LETTER FROM KYOTO
By Janice Tay
FIND me a clothes line, hang me up to dry - or I shall throw myself into a tumble dryer.
The rainy season is here. The Japanese call it tsuyu but I call it The Great Damp. Even when the weather's fine, the air is thick with moisture that seeps into you, into clothes, into bedding, and into the top of my fridge, which has taken up mould farming.
On the days that it storms hard enough to wash angels out of the sky, I stay indoors and read. More often than not, a book about the rain and its many names ends up in front of me.
There are the names that tell you when, how long and how hard. Hijigasa ame - elbow umbrella rain - the one that comes so suddenly you have to shelter yourself with your sleeve while you run for shelter.
Hito shibori - one wring - not long but heavy, as if someone has wrung a rain cloud dry.
A close cousin, ippatsu ame - one blast rain - stops almost as soon as it starts.

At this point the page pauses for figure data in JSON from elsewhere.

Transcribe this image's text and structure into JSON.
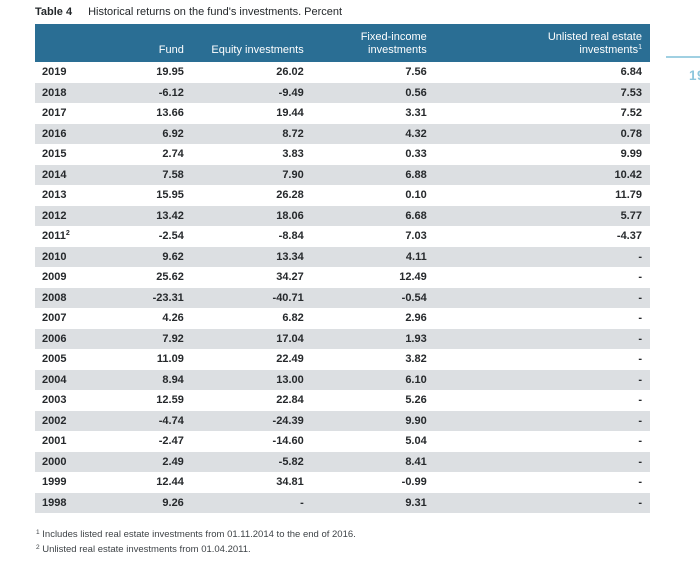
{
  "caption": {
    "label": "Table 4",
    "text": "Historical returns on the fund's investments. Percent"
  },
  "page_number": "19",
  "colors": {
    "header_bg": "#2a6e94",
    "row_alt_bg": "#dcdfe2",
    "accent_blue": "#a0d0e2",
    "page_number_color": "#8ec7dd",
    "body_text": "#26292c"
  },
  "table": {
    "headers": {
      "year": "",
      "fund": "Fund",
      "equity": "Equity investments",
      "fixed_income": "Fixed-income investments",
      "unlisted_line1": "Unlisted real estate",
      "unlisted_line2": "investments",
      "unlisted_sup": "1"
    },
    "rows": [
      {
        "year": "2019",
        "fund": "19.95",
        "equity": "26.02",
        "fixed_income": "7.56",
        "unlisted": "6.84"
      },
      {
        "year": "2018",
        "fund": "-6.12",
        "equity": "-9.49",
        "fixed_income": "0.56",
        "unlisted": "7.53"
      },
      {
        "year": "2017",
        "fund": "13.66",
        "equity": "19.44",
        "fixed_income": "3.31",
        "unlisted": "7.52"
      },
      {
        "year": "2016",
        "fund": "6.92",
        "equity": "8.72",
        "fixed_income": "4.32",
        "unlisted": "0.78"
      },
      {
        "year": "2015",
        "fund": "2.74",
        "equity": "3.83",
        "fixed_income": "0.33",
        "unlisted": "9.99"
      },
      {
        "year": "2014",
        "fund": "7.58",
        "equity": "7.90",
        "fixed_income": "6.88",
        "unlisted": "10.42"
      },
      {
        "year": "2013",
        "fund": "15.95",
        "equity": "26.28",
        "fixed_income": "0.10",
        "unlisted": "11.79"
      },
      {
        "year": "2012",
        "fund": "13.42",
        "equity": "18.06",
        "fixed_income": "6.68",
        "unlisted": "5.77"
      },
      {
        "year": "2011",
        "year_sup": "2",
        "fund": "-2.54",
        "equity": "-8.84",
        "fixed_income": "7.03",
        "unlisted": "-4.37"
      },
      {
        "year": "2010",
        "fund": "9.62",
        "equity": "13.34",
        "fixed_income": "4.11",
        "unlisted": "-"
      },
      {
        "year": "2009",
        "fund": "25.62",
        "equity": "34.27",
        "fixed_income": "12.49",
        "unlisted": "-"
      },
      {
        "year": "2008",
        "fund": "-23.31",
        "equity": "-40.71",
        "fixed_income": "-0.54",
        "unlisted": "-"
      },
      {
        "year": "2007",
        "fund": "4.26",
        "equity": "6.82",
        "fixed_income": "2.96",
        "unlisted": "-"
      },
      {
        "year": "2006",
        "fund": "7.92",
        "equity": "17.04",
        "fixed_income": "1.93",
        "unlisted": "-"
      },
      {
        "year": "2005",
        "fund": "11.09",
        "equity": "22.49",
        "fixed_income": "3.82",
        "unlisted": "-"
      },
      {
        "year": "2004",
        "fund": "8.94",
        "equity": "13.00",
        "fixed_income": "6.10",
        "unlisted": "-"
      },
      {
        "year": "2003",
        "fund": "12.59",
        "equity": "22.84",
        "fixed_income": "5.26",
        "unlisted": "-"
      },
      {
        "year": "2002",
        "fund": "-4.74",
        "equity": "-24.39",
        "fixed_income": "9.90",
        "unlisted": "-"
      },
      {
        "year": "2001",
        "fund": "-2.47",
        "equity": "-14.60",
        "fixed_income": "5.04",
        "unlisted": "-"
      },
      {
        "year": "2000",
        "fund": "2.49",
        "equity": "-5.82",
        "fixed_income": "8.41",
        "unlisted": "-"
      },
      {
        "year": "1999",
        "fund": "12.44",
        "equity": "34.81",
        "fixed_income": "-0.99",
        "unlisted": "-"
      },
      {
        "year": "1998",
        "fund": "9.26",
        "equity": "-",
        "fixed_income": "9.31",
        "unlisted": "-"
      }
    ]
  },
  "footnotes": [
    {
      "marker": "1",
      "text": "Includes listed real estate investments from 01.11.2014 to the end of 2016."
    },
    {
      "marker": "2",
      "text": "Unlisted real estate investments from 01.04.2011."
    }
  ]
}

Then there are the rains named for their shape, named because they look like thread, zeros, cat fur or the shafts in a bamboo forest.
Every now and again, there is kai u - strange rain. Fish, frogs, tadpoles and worms have all apparently splattered down from the heavens, the victims, according to one theory, of whirlwinds or tornadoes that sucked them up into the air.
A more everyday oddity: The rain that comes even when the sun shines. Fox rain is one name for this, probably from folktales of foxes taking on human form to deceive. Another name: rainbow pee.
There are also the names that remind you that it's never just water spilling from the sky; there's always someone at the other end who will be dampened, drenched or delighted. And that someone need not be human.
In spring, there is yuei u - flower pleaser - just as there is mugi kurai: barley devourer. In summer, there is baba odoshi - granny scare - a sudden downpour in the afternoon that sends someone who has left beans or other things out to dry into a panic.
Regardless of season, there is yarazu no ame. It falls hard when a guest or lover is about to leave, and holds them back a little longer.
The rain here comes so close, it pours inside the body. Ji u - ear rain - a ringing in the ears. Kokoro no ame - heart rain - something that covers a heart, and will not let light in.
But the most common rain names are those that show the season. Kan ake no ame - frost end rain - falls around the first day of spring though the rains of this period are still cold, sometimes mixed with snow or ice.
Much warmer is banbutsu jou - all creation - which revives all those that winter left for dead. And when life returns, so does colour. Kurenai no ame - crimson rain - is the rain spanning the weeks when flowers of every shade of red - azaleas, rhododendrons, peach - bloom.
The summer entrant aoba ame - green leaf rain - follows, coating leaves so they look even shinier.
Splitting summer in two is the rainy season, tsuyu. Mukaezuyu - welcoming tsuyu - may go out to meet it. It appears before the season begins in earnest, raining on and off for a few days.
There are times when the rains don't come as expected. Farmers dread the empty tsuyu; its other name: withered tsuyu.
Also feared is abarezuyu - rampaging tsuyu. A deluge that roars down from day to night, it swells rivers until they burst.
A stretch of fine days around the middle of July may lead you to think that the rainy season is over. But sometimes kaerizuyu - returning tsuyu - nips back and keeps the weather wet for another two or three days.
With autumn, the rains grow cold and hawks go south. The rain that comes when they leave: taka watari - hawks crossing.
After they go, the days grow only colder, bringing at times amayuki - rain mixed with snow. Another winter visitor: kazahana, wind flowers. Early in the season, under a clear sky, the wind sometimes snatches up snow and drizzle, tossing them about before letting them fall.
But the days of wind flowers are still far off. It is tsuyu now, The Great Damp, and today promises to be wet again - more time, perhaps, to stay in and read about rains so that when they come, I may greet them by their proper name.